Introduction to MUI
Multilingual User Interface (MUI) is a technology for providing localized user interface to international users. MUI deals with user interface resource management in the Windows operating system. It promotes dynamic user interface resource handling to support new capabilities, such as multiple-language user interface and language-neutral base system.
As part of software internationalization technology, MUI supports and simplifies software localization, which is the customization of software to defined locales and languages. A comprehensive discussion of internationalization and localization can be found at Microsoft's Global Development and Computing Portal . This site provides extensive documentation about designing, building, and deploying globalized applications, including the characteristics of different human languages that can affect software design.
MUI allows large corporations and OEMs to roll out, support, and maintain the same worldwide image with a single installation.

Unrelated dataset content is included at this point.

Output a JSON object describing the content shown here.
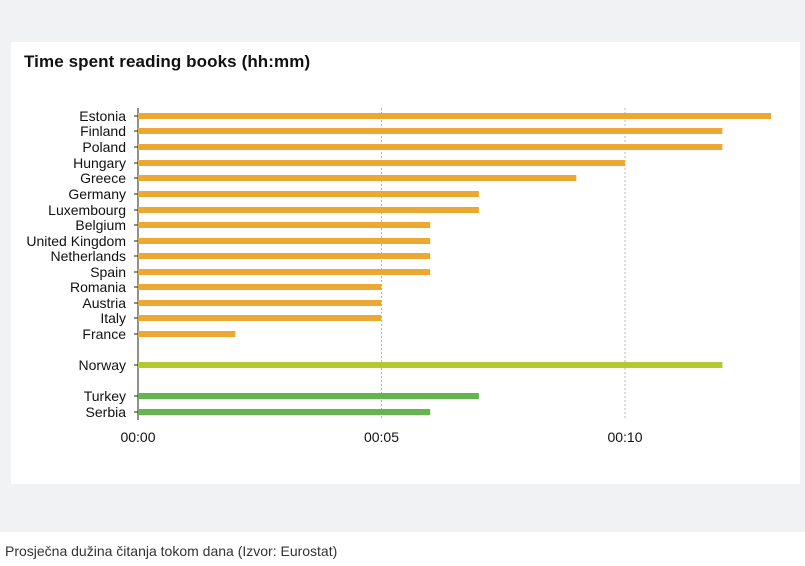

Other benefits of MUI are that users of different languages can share the same workstation, and roaming users can move their localized user interface from one workstation to another. For instance, one user might choose to see system menus, dialog boxes, and other text in Japanese, while another user logging onto the same operating system might prefer to see the corresponding text in Danish.
Windows MUI Operating System
For operating systems and servers prior to Windows Vista, each single-language user interface version is localized for a specific language. Versions of the same Windows operating system localized for different languages differ from one another in the language reflected in the resource sections of executable files.
Starting with Windows 2000, Microsoft introduced the MUI technology and the Windows MUI Pack. Installed on top of an English-language Windows operating system, the MUI pack implements the MUI technology and provides an MUI version of the operating system. The MUI operating system version allows users to set the user interface language according to their preferences, provided that resources for the required languages have been added to the operating system.
Beginning with Windows Vista, all Windows operating system versions are enhanced with the latest MUI technology. Even if an operating system has only single-language localization support, the MUI technology is still working to provide user interface localization. As long as licensing allows, an MUI pack can be added on top of any language system of Windows Vista.
Support for MUI Technology
The heart of the MUI operating system is the MUI technology, which deals with user interface elements, such as menus, dialogs, help strings, and other items, represented as resources. The user interface language becomes one of the settings for an application. This setting determines the application user interface elements that are loaded and displayed to the user. If an application has user interface resources installed for more than one language, the user can set the application to run under any of these languages. For more information, see User Interface Language Management.
To create user interface resources for your MUI applications, you can use your choice of Windows resource technologies, as described in Preparing Resources. On Windows Vista and later, all supported resource technologies, for example, managed resource technology, Windows help technology, and RC data technology, are updated to allow MUI-compatible handling of language-specific resources. As a result of the MUI design, some resource technologies update existing string loading functions or add new functions. Each particular resource technology deals with resource rendering, storage, loading, and installation.
MUI also provides its own Win32 resource technology, with the following characteristics:
- A resource is stored separately from the programming code and data. If programming code is changed, it does not affect the resource files. When a resource is translated to another language, a new copy of the resource file is created without affecting the code files.
- The resources for multiple languages can be stored in a single installation or operating system.
- A resource is loaded and displayed according to the language of the application as set by the user.
Availability of MUI
The following list indicates the platforms that support MUI technology:
- All Windows Vista operating system versions are built on MUI technology. Any languages can be added to any language system to provide an MUI operating system, although licensing considerations do apply.
- Windows 2000 Professional, Windows XP Professional, Windows XP for Tablet PC, Windows XP Embedded, the Windows 2000 servers, and Windows Server 2003 have both localized versions and MUI versions. The MUI pack can be added to the English version to make it into an MUI version.
- Windows 95/98/Me operating systems, Windows NT, and Windows XP Home Edition have only localized versions. They do not support MUI technology.
MUI Application Programming Interface (API)
On pre-Windows Vista operating systems, the MUI technology is not exposed to applications, but is solely used by operating system components to enable the MUI functionality. Starting with Windows Vista, however, MUI technology and the associated API are made available for you to use in developing MUI applications. Details of the entire MUI API are provided in Multilingual User Interface Reference.
The MUI API functions fall into two categories: user interface language management functions and resource loading functions. The user interface language management functions allow your applications to support user interface languages. These functions are described in User Interface Language Management. The resource loading functions are used to allow the resource loader to load application user interface resources. Resource loading is described for the MUI-specific Win32 resource technology in Placing and Loading Win32 Resources for applications to run on Windows Vista and later. Resource loading for applications to run on pre-Windows Vista operating systems is discussed in Supporting Pre-Windows Vista Operating Systems. If you are using a non-MUI resource technology, resource loading uses technology-specific techniques.
Although MUI technology takes advantage of all Windows resource technologies, it easy to develop an MUI application. You can develop either a single-language user interface application with its resources built into the portable executable, or an application designed to work with a variety of languages. You can develop MUI applications to run on Windows Vista or on supported pre-Windows Vista operating systems. Just follow the programming guidelines discussed in Using Multilingual User Interface.